El pasado 2015 yo me econtraba viviendo en Colombia y trabajando como cámara de vídeo para la Agencia EFE en Bogotá cuando fui a Armero con una periodista y un fotógrafo (un abrazo enorme desde aquí a Cynthia de Benito y a Mauricio Dueñas) para realizar una serie de reportajes por la conmemoración de los 30 años de la tragedia. Caminé sobre los restos del anitguo poblado, ahora engullido y reclamado por la naturaleza, estuve en el lugar donde murió Omaira y filmé entrevistas a supervivientes de la tragedia, cuyos recuerdos del suceso me pusieron la piel de gallina. Es imposible describir las sensaciones que le inundan a uno al caminar por aquella zona y al escuchar a aquellas gentes que perdieron aquel día a hijos, madres, padres, hermanos… Las fotos de ste post las tomé con mi móvil el 4 de noviembre de 2015.
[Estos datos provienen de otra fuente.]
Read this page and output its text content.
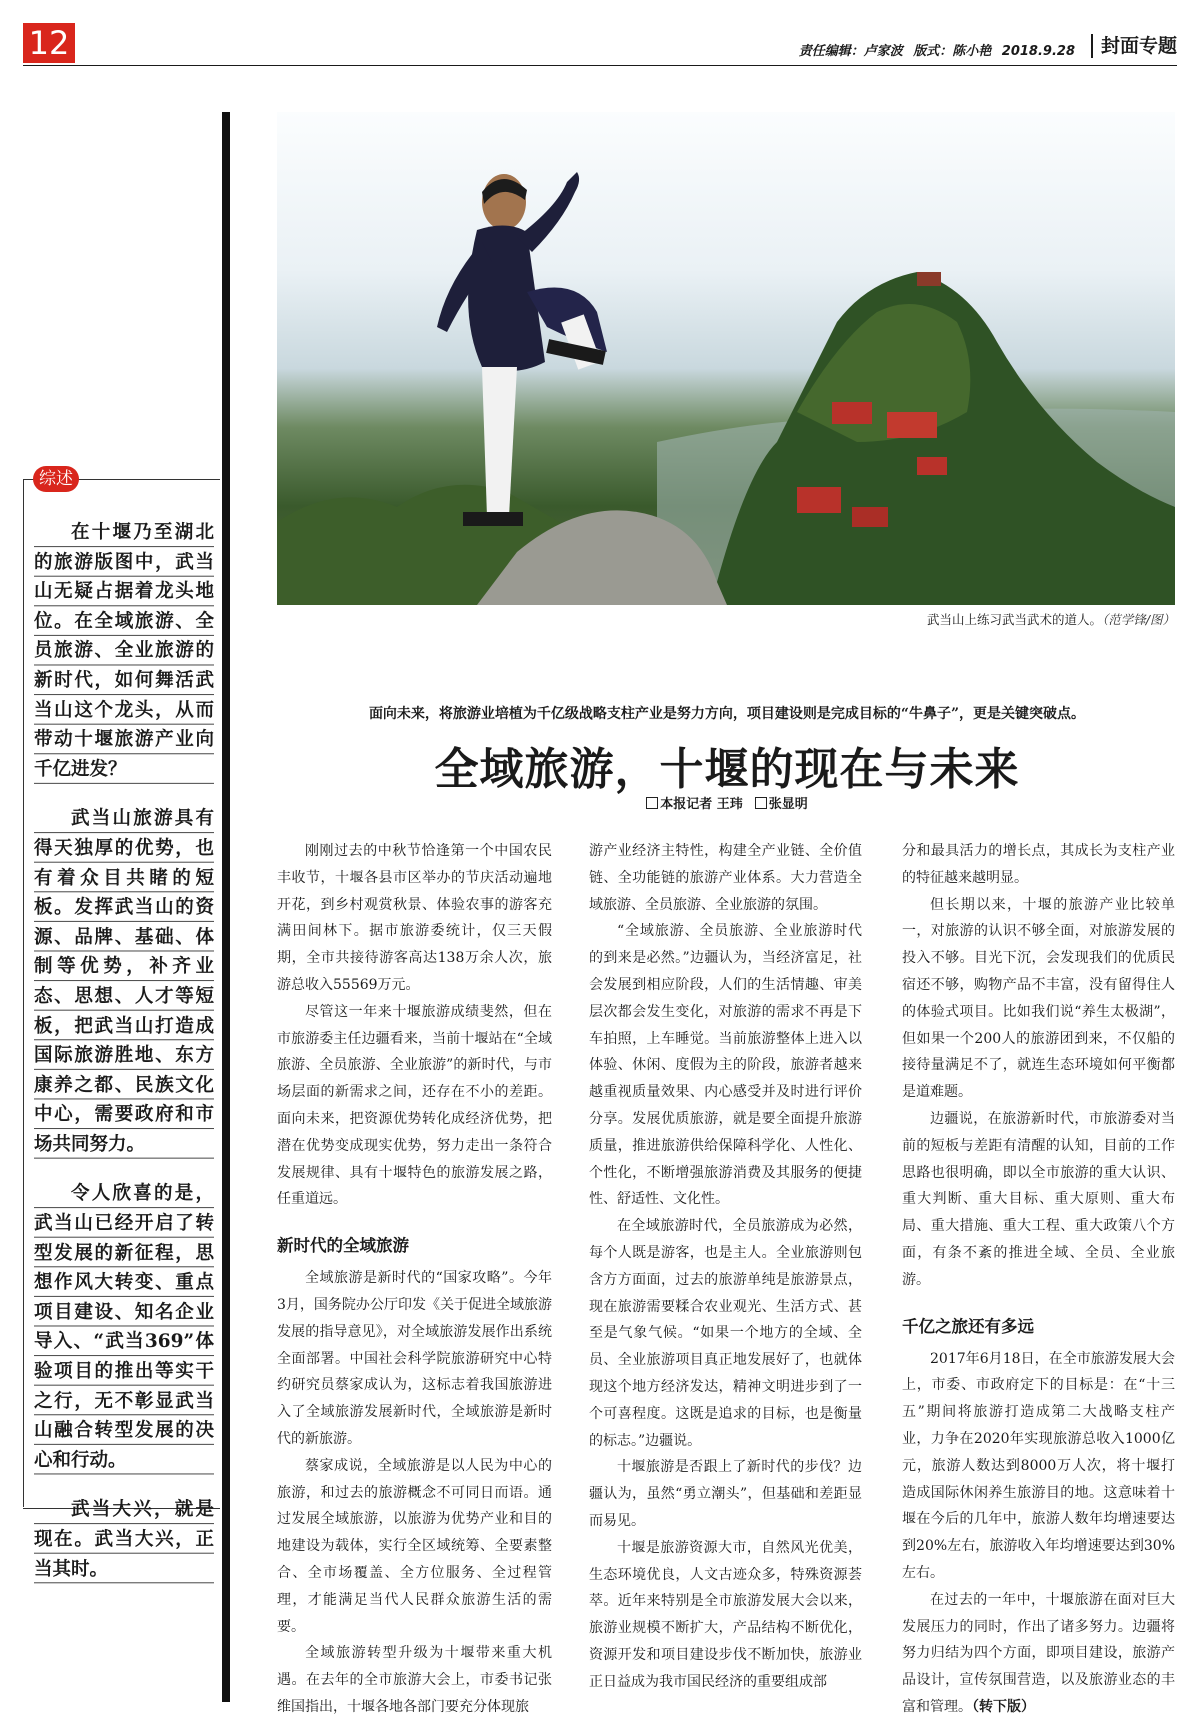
12	责任编辑：卢家波 版式：陈小艳 2018.9.28	封面专题
综述

在十堰乃至湖北的旅游版图中，武当山无疑占据着龙头地位。在全域旅游、全员旅游、全业旅游的新时代，如何舞活武当山这个龙头，从而带动十堰旅游产业向千亿进发？

武当山旅游具有得天独厚的优势，也有着众目共睹的短板。发挥武当山的资源、品牌、基础、体制等优势，补齐业态、思想、人才等短板，把武当山打造成国际旅游胜地、东方康养之都、民族文化中心，需要政府和市场共同努力。

令人欣喜的是，武当山已经开启了转型发展的新征程，思想作风大转变、重点项目建设、知名企业导入、“武当369”体验项目的推出等实干之行，无不彰显武当山融合转型发展的决心和行动。

武当大兴，就是现在。武当大兴，正当其时。

武当山上练习武当武术的道人。（范学锋/图）
面向未来，将旅游业培植为千亿级战略支柱产业是努力方向，项目建设则是完成目标的“牛鼻子”，更是关键突破点。
全域旅游，十堰的现在与未来
本报记者 王玮 张显明

刚刚过去的中秋节恰逢第一个中国农民丰收节，十堰各县市区举办的节庆活动遍地开花，到乡村观赏秋景、体验农事的游客充满田间林下。据市旅游委统计，仅三天假期，全市共接待游客高达138万余人次，旅游总收入55569万元。

尽管这一年来十堰旅游成绩斐然，但在市旅游委主任边疆看来，当前十堰站在“全域旅游、全员旅游、全业旅游”的新时代，与市场层面的新需求之间，还存在不小的差距。面向未来，把资源优势转化成经济优势，把潜在优势变成现实优势，努力走出一条符合发展规律、具有十堰特色的旅游发展之路，任重道远。

新时代的全域旅游

全域旅游是新时代的“国家攻略”。今年3月，国务院办公厅印发《关于促进全域旅游发展的指导意见》，对全域旅游发展作出系统全面部署。中国社会科学院旅游研究中心特约研究员蔡家成认为，这标志着我国旅游进入了全域旅游发展新时代，全域旅游是新时代的新旅游。

蔡家成说，全域旅游是以人民为中心的旅游，和过去的旅游概念不可同日而语。通过发展全域旅游，以旅游为优势产业和目的地建设为载体，实行全区域统筹、全要素整合、全市场覆盖、全方位服务、全过程管理，才能满足当代人民群众旅游生活的需要。

全域旅游转型升级为十堰带来重大机遇。在去年的全市旅游大会上，市委书记张维国指出，十堰各地各部门要充分体现旅

游产业经济主特性，构建全产业链、全价值链、全功能链的旅游产业体系。大力营造全域旅游、全员旅游、全业旅游的氛围。

“全域旅游、全员旅游、全业旅游时代的到来是必然。”边疆认为，当经济富足，社会发展到相应阶段，人们的生活情趣、审美层次都会发生变化，对旅游的需求不再是下车拍照，上车睡觉。当前旅游整体上进入以体验、休闲、度假为主的阶段，旅游者越来越重视质量效果、内心感受并及时进行评价分享。发展优质旅游，就是要全面提升旅游质量，推进旅游供给保障科学化、人性化、个性化，不断增强旅游消费及其服务的便捷性、舒适性、文化性。

在全域旅游时代，全员旅游成为必然，每个人既是游客，也是主人。全业旅游则包含方方面面，过去的旅游单纯是旅游景点，现在旅游需要糅合农业观光、生活方式、甚至是气象气候。“如果一个地方的全域、全员、全业旅游项目真正地发展好了，也就体现这个地方经济发达，精神文明进步到了一个可喜程度。这既是追求的目标，也是衡量的标志。”边疆说。

十堰旅游是否跟上了新时代的步伐？边疆认为，虽然“勇立潮头”，但基础和差距显而易见。

十堰是旅游资源大市，自然风光优美，生态环境优良，人文古迹众多，特殊资源荟萃。近年来特别是全市旅游发展大会以来，旅游业规模不断扩大，产品结构不断优化，资源开发和项目建设步伐不断加快，旅游业正日益成为我市国民经济的重要组成部

分和最具活力的增长点，其成长为支柱产业的特征越来越明显。

但长期以来，十堰的旅游产业比较单一，对旅游的认识不够全面，对旅游发展的投入不够。目光下沉，会发现我们的优质民宿还不够，购物产品不丰富，没有留得住人的体验式项目。比如我们说“养生太极湖”，但如果一个200人的旅游团到来，不仅船的接待量满足不了，就连生态环境如何平衡都是道难题。

边疆说，在旅游新时代，市旅游委对当前的短板与差距有清醒的认知，目前的工作思路也很明确，即以全市旅游的重大认识、重大判断、重大目标、重大原则、重大布局、重大措施、重大工程、重大政策八个方面，有条不紊的推进全域、全员、全业旅游。

千亿之旅还有多远

2017年6月18日，在全市旅游发展大会上，市委、市政府定下的目标是：在“十三五”期间将旅游打造成第二大战略支柱产业，力争在2020年实现旅游总收入1000亿元，旅游人数达到8000万人次，将十堰打造成国际休闲养生旅游目的地。这意味着十堰在今后的几年中，旅游人数年均增速要达到20%左右，旅游收入年均增速要达到30%左右。

在过去的一年中，十堰旅游在面对巨大发展压力的同时，作出了诸多努力。边疆将努力归结为四个方面，即项目建设，旅游产品设计，宣传氛围营造，以及旅游业态的丰富和管理。（转下版）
En 1985 no existían Internet ni las redes sociales, de haber existido seguramente desde el primer día alguien habría hecho memes sobre la tragedia o sobre la situación de Omaira. Pero también, de haber existido Internet, tal vez la tragedia no hubiera sido tan grave porque la información de lo que estaba pasando podría haber llegado más rápido a los habitantes de Armero. Nunca lo sabremos. Lo que sí existían eran los medios de comunicación tradicionales: periódicos, radios y televisiones. Algunos de los cuales convirtieron la tragedia en un espectáculo para las masas, incluida la agonía de una niña de 13 años.

Afortunadamente, en nuestra querida isla de La Palma es seguro que no habrá que lamentar pérdidas de vidas, únicamente materiales (que no es poco). Tenemos unos científicos y unas autoridades que han sabido actuar bien y a tiempo. Tenemos Internet y estamos continuamente informados, sobreinformados y desinformados sobre lo que acontece. Y también tenemos a gente que hace memes y bromas y a medios (tradicionales y digitales) que convierten la tragedia en un espectáculo. ¿Significa eso que esta gente no siente empatía por lo que están viviendo los habitantes de La Palma? Pues, como casi todo en esta vida, dependerá de muchas cosas. Yo solo puedo hablar por mí y decir que, si mi casa estuviese siendo engullida por la lava, probablemente estaría demasiado pendiente de eso como para procuparme por lo que digan unos desconocidos en las redes sociales o por las cosas con las que se debería hacer o no un chiste; cosas que a otros con el suficiente tiempo libre, la suficiente distancia y la suficiente seguridad, les parece muy importante en este momento. Pero, ¿quién soy yo para decir con qué se puede hacer humor o para denunciar quién tiene empatía o carece de ella según lo que comparte en su Tuiter? Solo soy un chicharrero que, con 8 años, cuando no existían Tuiter, Facebook o los memes, mientras almorzaba veía agonizar a una niña colombiana en nombre de la información, y que 30 años después pudo ir al lugar donde murió y pedirle perdón por ello.

Un abrazo enorme para todos los palmeros.